In those cases, the D-branes have two independent alternative descriptions. As discussed above, from the point of view of closed strings, the D-branes are gravitational sources, and thus we have a gravitational theory on spacetime with some background fields. From the point of view of open strings, the physics of the D-branes is described by the appropriate gauge theory. Therefore in such cases it is often conjectured that the gravitational theory on spacetime with the appropriate background fields is dual (i.e. physically equivalent) to the gauge theory on the boundary of this spacetime (since the subspace filled by the D-branes is the boundary of this spacetime).

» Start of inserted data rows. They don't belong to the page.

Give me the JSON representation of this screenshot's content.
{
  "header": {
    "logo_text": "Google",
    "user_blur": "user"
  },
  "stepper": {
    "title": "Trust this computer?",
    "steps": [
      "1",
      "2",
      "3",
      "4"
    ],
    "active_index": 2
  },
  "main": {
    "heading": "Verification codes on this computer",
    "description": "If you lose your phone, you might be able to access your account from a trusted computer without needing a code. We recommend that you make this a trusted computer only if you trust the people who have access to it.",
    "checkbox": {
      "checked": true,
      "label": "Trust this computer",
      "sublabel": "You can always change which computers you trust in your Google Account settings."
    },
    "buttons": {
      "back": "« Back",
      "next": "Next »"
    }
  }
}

So far, this duality has not been proven in any cases, so there is also disagreement among string theorists regarding how strong the duality applies to various models.



The most well-known example and the first one to be studied is the duality between Type IIB supergravity on AdS5 * S5 (a product space of a five-dimensional Anti de Sitter space and a five-sphere) on one hand, and N = 4 supersymmetric Yang-Mills theory on the four-dimensional boundary of the Anti de Sitter space (either a flat four-dimensional spacetime R3,1 or a three-sphere with time S3* R).[6] This is known as the AdS/CFT correspondence, a name often used for Gauge / gravity duality in general.

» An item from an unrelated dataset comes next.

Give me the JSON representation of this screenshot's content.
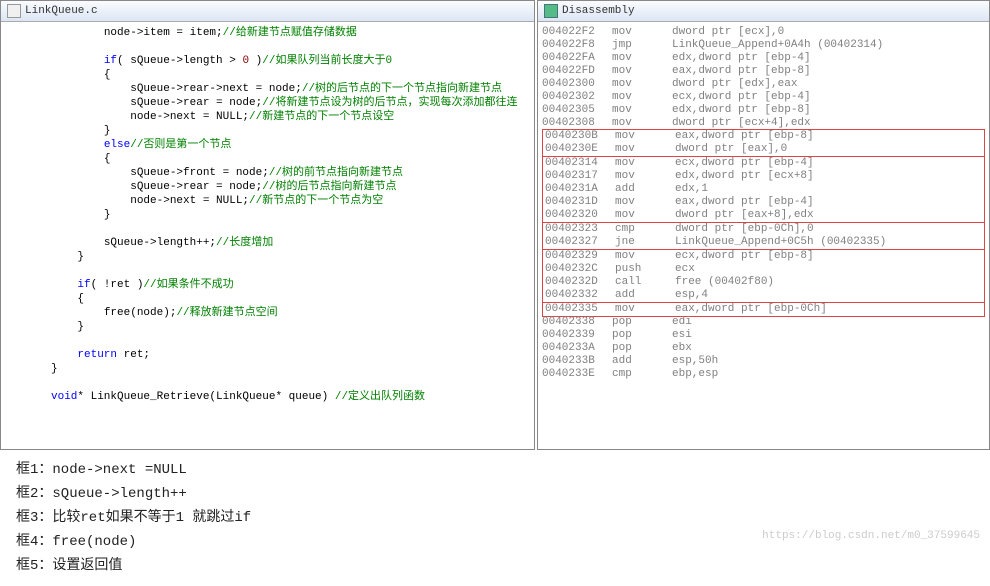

This duality can be thought of as follows: suppose there is a spacetime with a gravitational source, for example an extremal black hole. When particles are far away from this source, they are described by closed strings (i.e. a gravitational theory, or usually supergravity). As the particles approach the gravitational source, they can still be described by closed strings; alternatively, they can be described by objects similar to QCD strings, which are made of gauge bosons (gluons) and other gauge theory degrees of freedom. So if one is able (in a decoupling limit) to describe the gravitational system as two separate regions - one (the bulk) far away from the source, and the other close to the source - then the latter region can also be described by a gauge theory on D-branes. This latter region (close to the source) is termed the near-horizon limit, since usually there is an event horizon around (or at) the gravitational source.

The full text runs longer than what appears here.